Spain - Plutonium Investigation n°16

Worth Reading

C. Küppers, W. Liebert, M. Sailer, "Realisierbarkeit der Verglasung von Plutonium zusammen mit hochradioaktiven Abfällen sowie der Fertigung von MOX-Lagerstäben zur Direkten Endlagerung als Alternativen zum Einsatz von MOX-Brennelementen", Öko-Institut, 1999, 113 pages, 20 DM.

  Considering the dangers and costs of MOX use, the Öko-Institut has investigated the possibilities and feasibility of the final storage of plutonium.

The total amount of plutonium in Germany by the end of 1997 came to 74 tons, with an annual increase of about 4.5 tons, of which 36 tons in separated form (26 to 29 tons are stored). The use of plutonium in MOX fuel increases technical risks as well as higher costs than uranium oxide fuel. Four methods for the final storage of plutonium have been investigated in this study:

Two methods call for vitrification, one direct vitrification process called "can-in-canister" (planned to be used in the USA for excess weapon grade plutonium treated in ceramic form inside special steel made canisters) and one vitrification process with fission products (requiring the construction of a new facility).

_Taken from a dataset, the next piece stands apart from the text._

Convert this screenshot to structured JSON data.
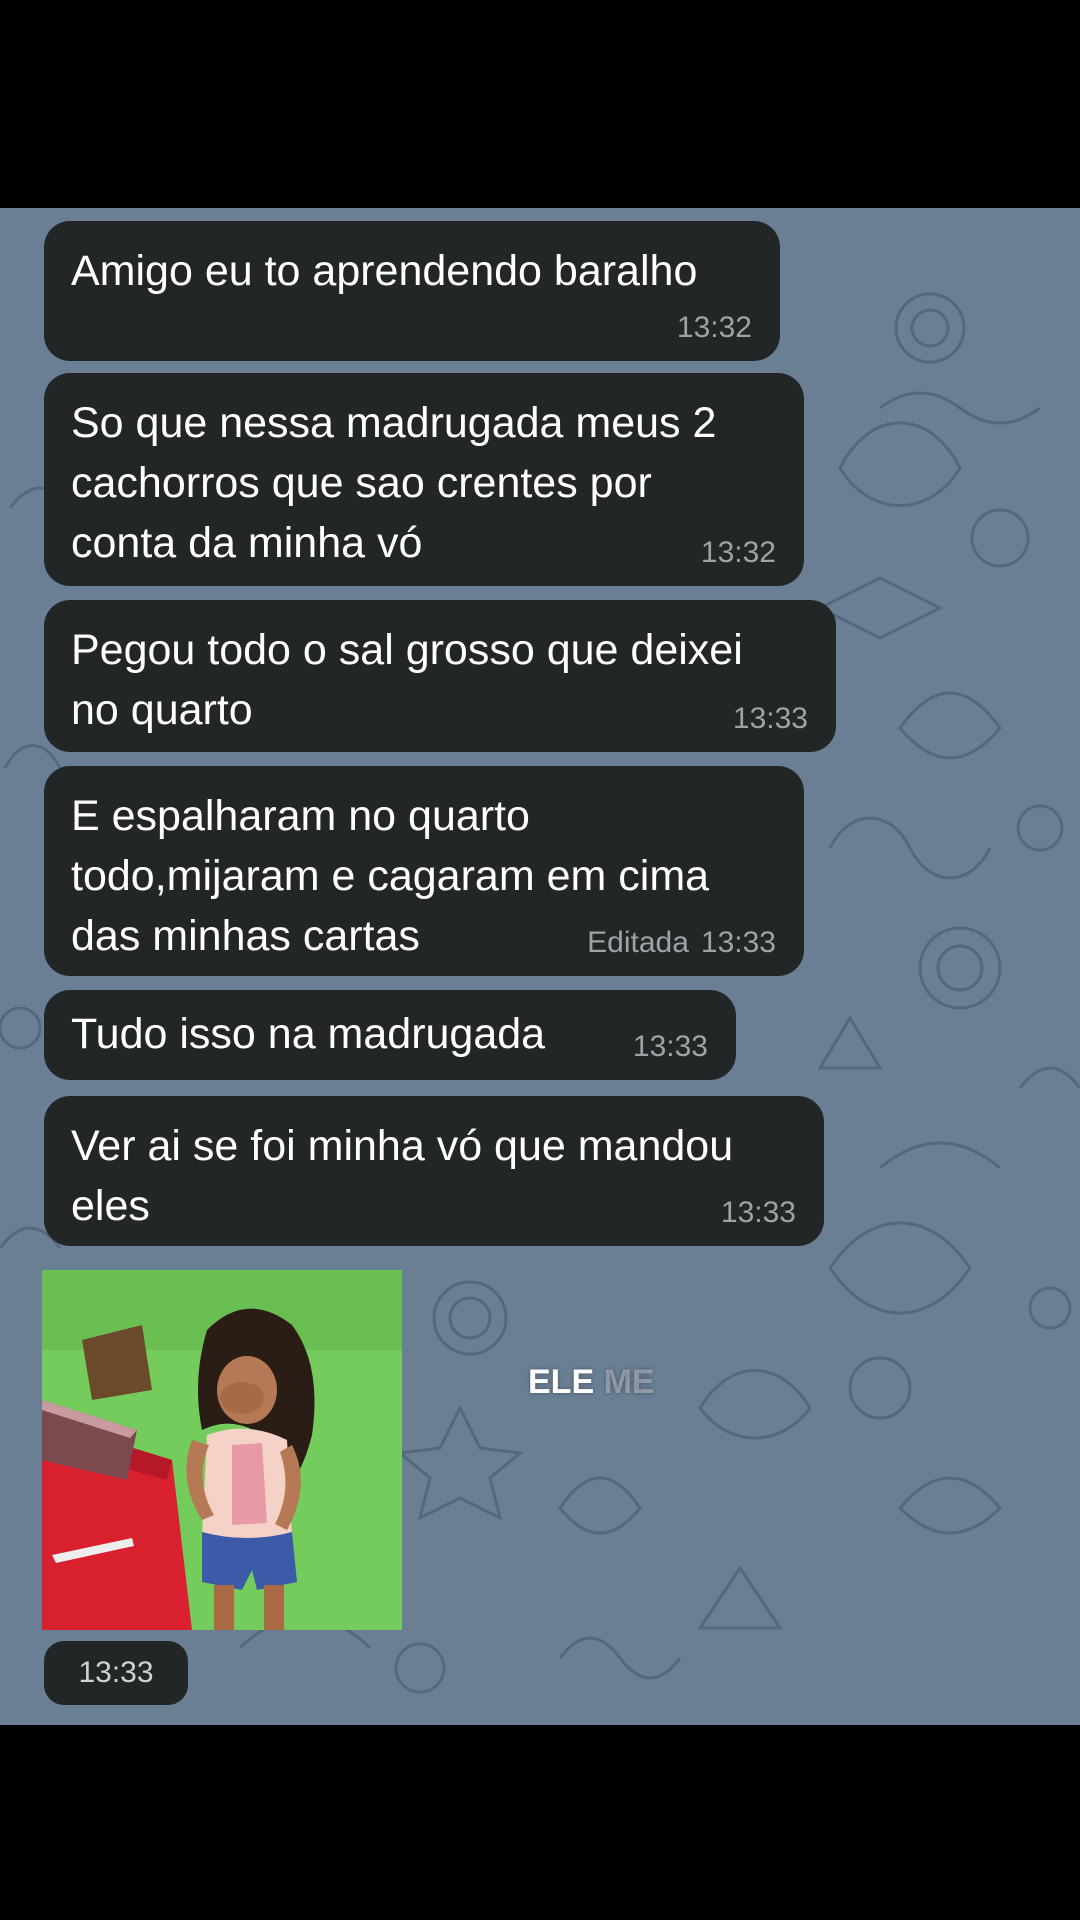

The two other methods, so called storage rods, are based on mixed oxide ceramic rods associated with spent fuel rods within designed storage elements. These two latter methods have the advantage of being feasible in the existing MOX facilities, using the MOX transportation structures, and therefore provide reduced costs. They would allow the treatment of 3,3 to 7 tons of plutonium each year, using only the existing amount of irradiated fuel in Germany.

The feasibility of final storage is claimed to be guaranteed with regard to the safety and criticality levels in all these processes; the future final storage repository has to be designed anyway for vitrified plutonium as well as for storage rods.